The Office of Management and Budget (OMB) issued a statement Wednesday saying senior advisers would recommend the president veto an appropriations package for financial services and general government if it made it to the president's desk. The legislation was approved down a party-line vote by the House Appropriations Committee.
Among a litany of problems it identified with the package, OMB warned that the $19.9 billion package does not provide sufficient funding to the Internal Revenue Service (IRS), Securities and Exchange Commission (SEC), or the new Consumer Financial Protection Bureau (CFPB).
The bill would cut $606 million from the IRS — a move that would "seriously degrade" IRS services and lay off over 4,200 staff members. Given that tax enforcement and compliance typically returns $7 for each dollar spent, the funding cut would reduce revenue collections by $4 billion a year, the administration argued.
The CFPB, which has been repeatedly targeted by Republicans, would see its funding curbed and brought under the control of Congressional appropriators under the bill. When the CFPB begins work on July 21, it will receive its funding from the Federal Reserve. But the appropriations bill would cap that funding at less than half the $550 million it could currently receive and would have Congress set its budget beginning in 2013.
The White House said those moves would compromise the CFPB's independence and "severely undercut" its ability to monitor consumer financial products.

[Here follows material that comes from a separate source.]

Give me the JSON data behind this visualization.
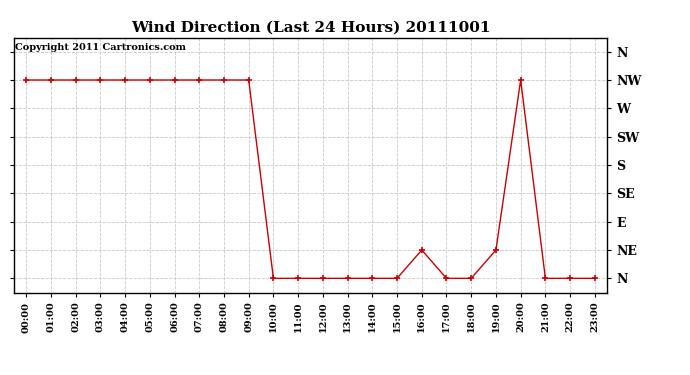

The administration similarly opposed the package's budget for the SEC, which is charged with implementing large chunks of Dodd-Frank. The appropriations package would keep SEC funding steady at $1.2 billion, but the White House asked for a $222 million budget boost for the agency after Dodd-Frank was enacted.

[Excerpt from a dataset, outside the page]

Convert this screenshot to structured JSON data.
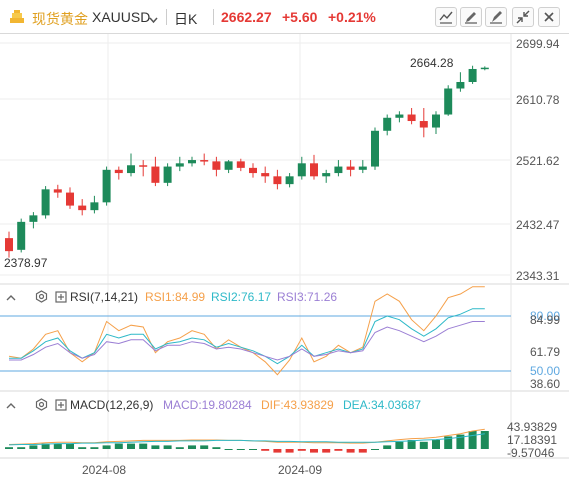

Refusing that budget hike would compromise the SEC's ability to monitor financial markets and its ability to carry out new Dodd-Frank responsibilities, the administration said. It also pointed out that the SEC is fully funded by fees it assesses on financial transactions, so curbing its budget has no impact on the budget deficit.
The administration also took the bill to task for a provision eliminating a program intended to help struggling homeowners modify their mortgages, which has underperformed since it was created, and one that eliminates funding for a new consumer product safety database.
It also criticized the package for including two policy riders limiting the District of Columbia from using funds for abortions and needle exchange programs.